After this little stalemate, the police officers left for a minute and then came back and told us we didn’t need to pay anything but to let this be a lesson to us not park in the disabled spots. We thanked them and apologized. Parking where we did definitely can’t be justified. But we left wondering if they were up to something. How nicely 1500 pesos in cash would be divided among three officers!
Bahía de los Angeles
We slowly made our way down Highway 1 into the Baja’s great Biopshere Reserve, stopping for one night near the cave paintings in the Valle de los Cirios. The desert was full of such cool plants.
We took the turnoff to Bahía de los Ángeles on the Sea of Cortez side. We started to relax again. The road was smooth. We listened to an audiobook by Amy Tan called The Bonesetter’s Daughter hich Kelly’s mom had given us in Kansas. Then we arrived at the beautiful government-protected camping area at Playa la Gringa.
The water is calm because Edd said it was like “a bay inside a bay inside a bay”. The water was also really clear and there were many spots to snorkel. We put on our flippers and masks and saw brown and yellow Cortez Angelfish, red Pyramid Starfish, small spotted stingrays, striped Sargeant Majors and a super vibrant bluey purple fish I must find the name of.
Behind our site there were wetlands and a small inlet which filled and emptied with the tides. This was a great time for birdwatching and listening for the tinkling of some quarter-sized crabs making their escape.
The only problem? It was too darn hot, especially at night, when temps floated around 29°C (85°F).
In addition to being in the Biosphere Reserve, the natural areas of Bahía de los Ángeles are protected by other agencies and conventions. So maybe that’s why resources are scarce in town. It’s understandable, but it also made it difficult for us. There is no cell phone signal, slow (and hardly ever free) wifi, but worst, little tap water, which we needed for our tank. The gas station where we filled up the first day had run out. Dagget’s RV park didn’t have any to sell us either. We ended up putting in a few gallons of purified drinking water.

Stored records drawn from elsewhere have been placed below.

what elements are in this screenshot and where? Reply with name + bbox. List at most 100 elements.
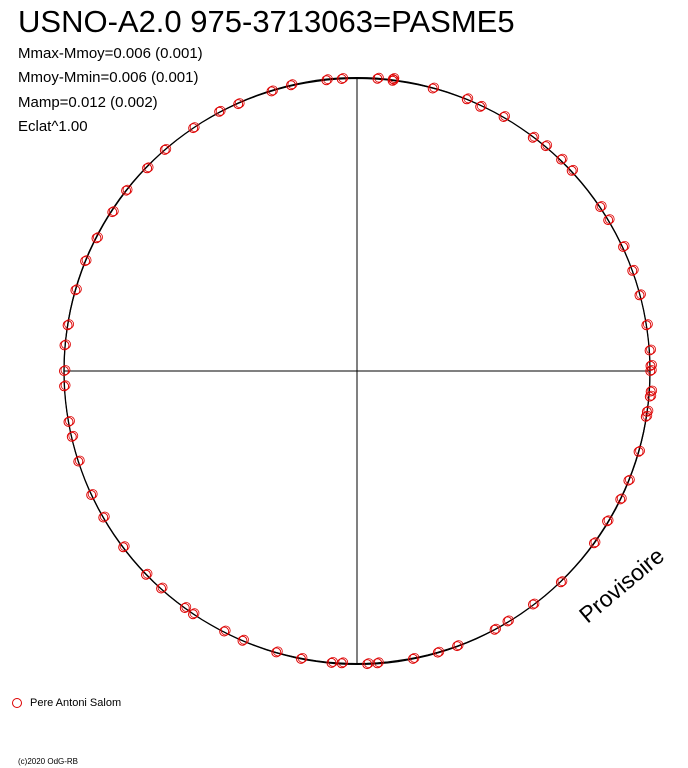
data-point — [645, 366, 656, 376]
data-point — [615, 494, 626, 505]
data-point — [645, 386, 656, 397]
data-point — [643, 319, 653, 330]
data-point — [647, 385, 658, 396]
data-point — [542, 140, 553, 151]
data-point — [233, 99, 244, 110]
data-point — [266, 86, 277, 97]
data-point — [159, 144, 170, 155]
data-point — [297, 653, 308, 663]
data-point — [555, 577, 566, 588]
data-point — [556, 154, 567, 165]
data-point — [119, 541, 130, 552]
data-point — [328, 657, 338, 667]
data-point — [603, 515, 614, 526]
data-point — [363, 658, 374, 668]
chart-title: USNO-A2.0 975-3713063=PASME5 — [18, 4, 515, 39]
data-point — [476, 100, 487, 111]
data-point — [636, 289, 646, 300]
plot-axes — [64, 78, 650, 664]
data-point — [61, 339, 71, 350]
data-point — [64, 319, 74, 330]
data-point — [634, 290, 645, 301]
data-point — [122, 184, 133, 195]
data-point — [619, 240, 630, 251]
data-point — [322, 74, 333, 85]
data-point — [326, 657, 337, 668]
data-point — [434, 646, 445, 657]
data-point — [489, 624, 500, 635]
data-point — [589, 538, 599, 549]
data-point — [81, 255, 92, 266]
stat-mmoy-mmin: Mmoy-Mmin=0.006 (0.001) — [18, 69, 199, 86]
fit-curve-2 — [63, 78, 651, 664]
data-point — [427, 83, 438, 94]
data-point — [321, 75, 332, 86]
data-point — [181, 602, 192, 612]
data-point — [107, 207, 118, 218]
data-point — [603, 215, 614, 226]
data-point — [62, 320, 73, 331]
data-point — [60, 380, 71, 391]
data-point — [66, 431, 77, 442]
data-point — [237, 635, 248, 646]
data-point — [595, 202, 606, 212]
data-point — [628, 264, 639, 275]
data-point — [373, 657, 384, 668]
data-point — [68, 430, 79, 441]
data-point — [141, 569, 151, 580]
data-point — [618, 241, 629, 252]
data-point — [568, 164, 579, 175]
data-point — [529, 598, 540, 609]
data-point — [623, 475, 634, 486]
stat-eclat: Eclat^1.00 — [18, 118, 88, 135]
data-point — [108, 206, 119, 217]
data-point — [463, 93, 474, 104]
data-point — [296, 653, 306, 664]
data-point — [157, 582, 168, 593]
data-point — [461, 94, 472, 105]
data-point — [59, 381, 70, 392]
data-point — [429, 82, 440, 93]
data-point — [640, 411, 651, 422]
data-point — [86, 490, 97, 500]
fit-curve-1 — [63, 76, 651, 666]
data-point — [219, 626, 230, 637]
data-point — [408, 653, 418, 664]
data-point — [557, 153, 568, 164]
data-point — [179, 603, 190, 613]
data-point — [362, 659, 373, 670]
data-point — [627, 265, 638, 276]
data-point — [372, 73, 383, 84]
data-point — [234, 98, 245, 108]
data-point — [118, 542, 129, 553]
data-point — [286, 80, 296, 91]
data-point — [338, 657, 349, 668]
data-point — [99, 511, 110, 522]
data-point — [142, 568, 153, 579]
data-point — [566, 165, 577, 176]
data-point — [644, 345, 655, 356]
data-point — [60, 365, 71, 375]
data-point — [63, 416, 74, 427]
legend: Pere Antoni Salom — [12, 697, 121, 709]
data-point — [643, 405, 654, 416]
data-point — [80, 256, 91, 267]
fit-curves — [63, 76, 651, 666]
data-point — [336, 74, 347, 84]
data-point — [161, 143, 172, 154]
data-point — [625, 474, 635, 485]
data-point — [72, 284, 82, 295]
data-point — [646, 390, 657, 401]
data-point — [87, 489, 98, 499]
data-point — [143, 162, 154, 173]
data-point — [644, 391, 655, 402]
observation-points — [59, 72, 658, 670]
data-point — [491, 623, 502, 634]
stat-mamp: Mamp=0.012 (0.002) — [18, 94, 158, 111]
data-point — [59, 366, 69, 376]
data-point — [373, 72, 384, 83]
data-point — [409, 653, 420, 663]
data-point — [338, 73, 349, 83]
data-point — [453, 640, 464, 650]
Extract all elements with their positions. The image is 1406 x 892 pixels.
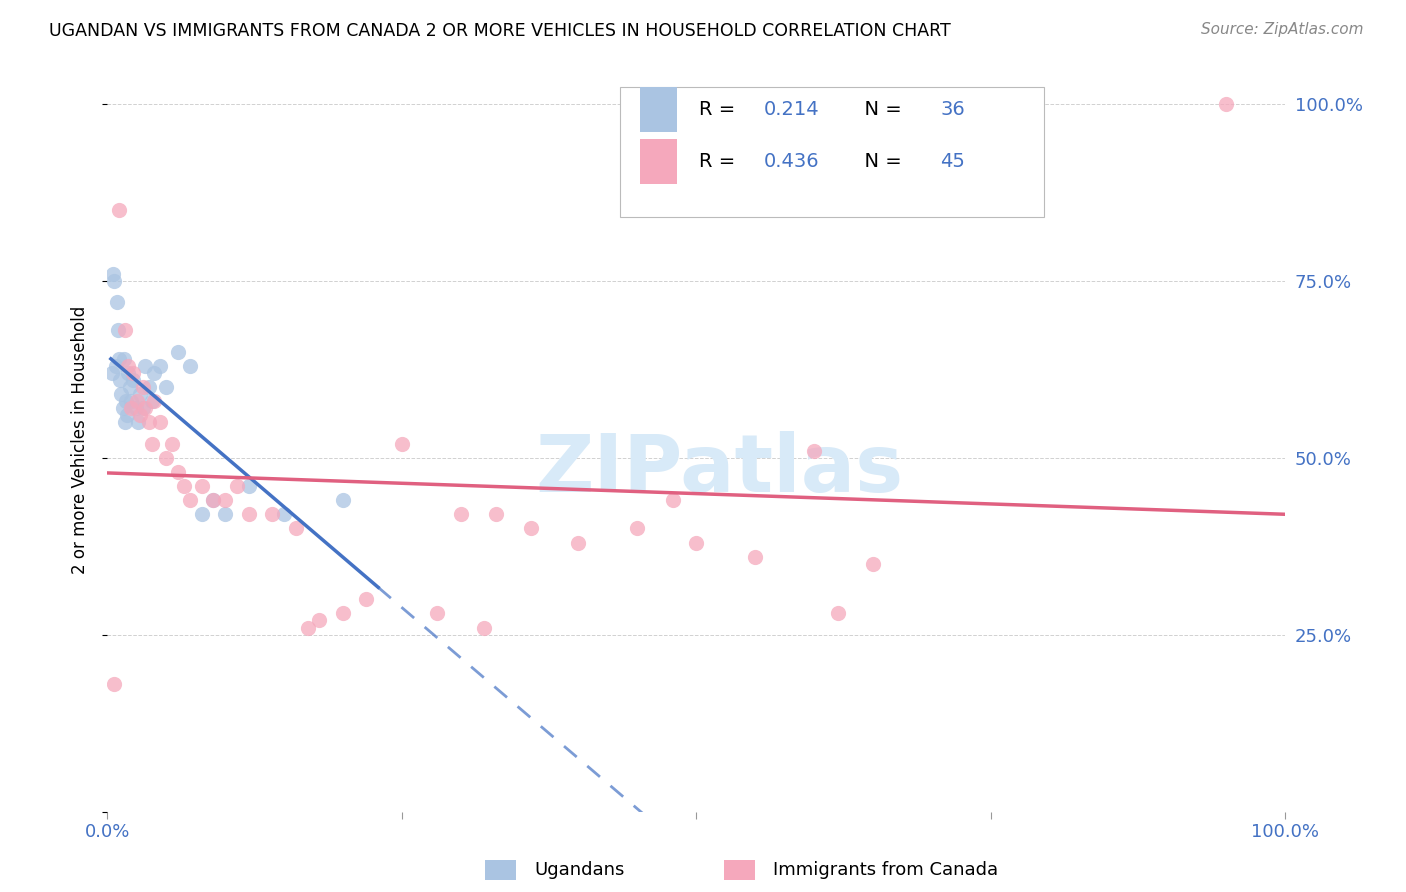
Point (108, 202, 131, 217)
Point (214, 508, 236, 522)
Point (105, 295, 128, 310)
Point (111, 401, 134, 416)
Point (190, 508, 212, 522)
Point (138, 415, 160, 429)
Point (238, 479, 260, 493)
FancyBboxPatch shape (640, 87, 678, 132)
Point (238, 508, 260, 522)
Point (803, 443, 825, 458)
Point (744, 549, 766, 564)
Point (567, 535, 589, 549)
Text: Source: ZipAtlas.com: Source: ZipAtlas.com (1201, 22, 1364, 37)
Point (101, 366, 124, 380)
Point (149, 359, 172, 373)
Point (103, 267, 125, 281)
Point (110, 373, 132, 387)
Point (167, 344, 190, 359)
Point (129, 387, 152, 401)
Point (149, 415, 172, 429)
Point (103, 274, 125, 288)
Point (190, 479, 212, 493)
Point (122, 373, 145, 387)
Point (472, 621, 495, 635)
Text: N =: N = (852, 100, 908, 119)
Point (131, 380, 153, 394)
Point (827, 607, 849, 621)
Point (284, 521, 307, 535)
Point (179, 493, 201, 508)
Point (862, 557, 884, 571)
Point (225, 479, 247, 493)
Point (107, 323, 129, 337)
Point (273, 508, 295, 522)
Point (426, 607, 449, 621)
Point (308, 614, 330, 628)
Point (115, 394, 138, 409)
Text: Immigrants from Canada: Immigrants from Canada (773, 861, 998, 879)
Point (1215, 96, 1237, 111)
Point (485, 508, 508, 522)
Point (179, 359, 201, 373)
Text: 36: 36 (941, 100, 965, 119)
Point (262, 508, 284, 522)
Point (661, 493, 683, 508)
Point (626, 521, 648, 535)
Point (114, 415, 136, 429)
Point (520, 521, 543, 535)
Point (141, 436, 163, 450)
Point (114, 323, 136, 337)
Point (103, 677, 125, 691)
Point (108, 351, 131, 366)
Point (155, 380, 177, 394)
Point (202, 493, 225, 508)
Text: UGANDAN VS IMMIGRANTS FROM CANADA 2 OR MORE VEHICLES IN HOUSEHOLD CORRELATION CH: UGANDAN VS IMMIGRANTS FROM CANADA 2 OR M… (49, 22, 950, 40)
Point (160, 436, 183, 450)
Point (143, 366, 166, 380)
Point (202, 493, 225, 508)
Point (450, 508, 472, 522)
Point (685, 535, 707, 549)
Point (143, 394, 166, 409)
Point (104, 359, 127, 373)
FancyBboxPatch shape (620, 87, 1043, 217)
Point (112, 351, 135, 366)
Text: 0.436: 0.436 (763, 152, 818, 171)
Point (297, 621, 319, 635)
Point (134, 359, 156, 373)
Point (117, 359, 139, 373)
Point (332, 607, 354, 621)
Point (173, 479, 195, 493)
Text: R =: R = (699, 152, 741, 171)
Text: 45: 45 (941, 152, 965, 171)
Point (356, 592, 378, 607)
Point (141, 394, 163, 409)
Point (120, 401, 142, 416)
Point (129, 409, 152, 423)
Point (118, 380, 141, 394)
Text: R =: R = (699, 100, 741, 119)
Point (117, 366, 139, 380)
Point (214, 493, 236, 508)
Text: Ugandans: Ugandans (534, 861, 624, 879)
Text: 0.214: 0.214 (763, 100, 818, 119)
Text: N =: N = (852, 152, 908, 171)
Point (138, 380, 160, 394)
Point (332, 493, 354, 508)
FancyBboxPatch shape (640, 139, 678, 184)
Point (391, 436, 413, 450)
Y-axis label: 2 or more Vehicles in Household: 2 or more Vehicles in Household (72, 306, 89, 574)
Point (167, 465, 190, 479)
Point (124, 401, 146, 416)
Point (110, 387, 132, 401)
Point (127, 415, 149, 429)
Point (120, 394, 142, 409)
Point (134, 401, 156, 416)
Point (122, 366, 145, 380)
Point (131, 401, 153, 416)
Point (125, 394, 148, 409)
Point (117, 409, 139, 423)
Text: ZIPatlas: ZIPatlas (536, 431, 904, 508)
Point (155, 450, 177, 465)
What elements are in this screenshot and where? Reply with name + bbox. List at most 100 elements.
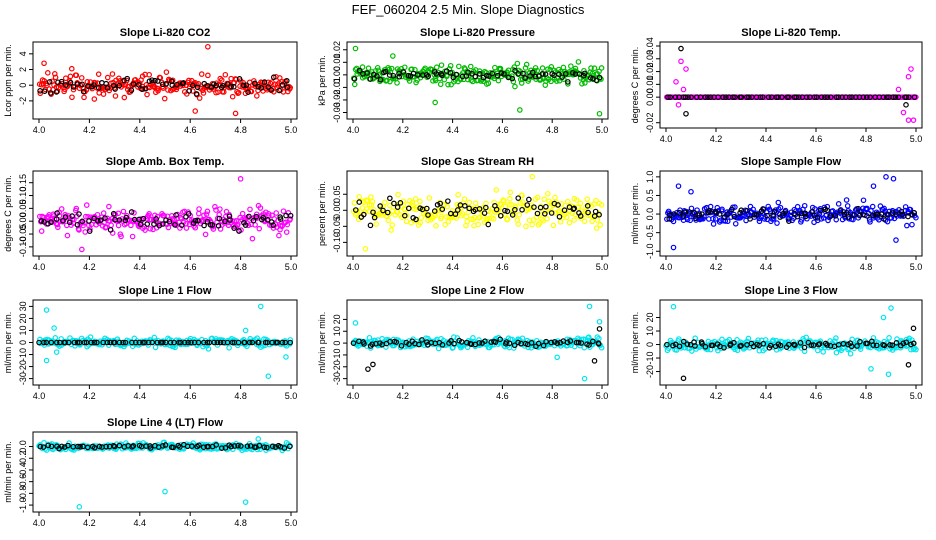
data-point — [869, 203, 876, 210]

Residents must be used to this because they conserve water by storing it in tanks and barrels. This probably also leads to high prices. We wanted to wash our sweaty sheets and a laundry woman told us she’d charge us $7 USD for one machine load–an outrageous price anywhere.
We looked into doing whale shark tours from here with Ricardo’s dive shop, but they wanted $200 USD for a boat and there weren’t any other people around we could share with. We were going to wait for a couple days, The heat and humidity was too tough for us.
We agreed to go back to the Pacific side of the peninsula, which was averaging about 22°C, and getting cooler at night.
Our advice from this week? If you get a chance to go to live off the grid in Bahía de los Ángeles, take it. But go in winter! And keep your eyes peeled for dolphins but also slugs and sting rays! Most importantly, remember that the policía are keeping their eyes peeled for you, so don’t give them any reason to stop you!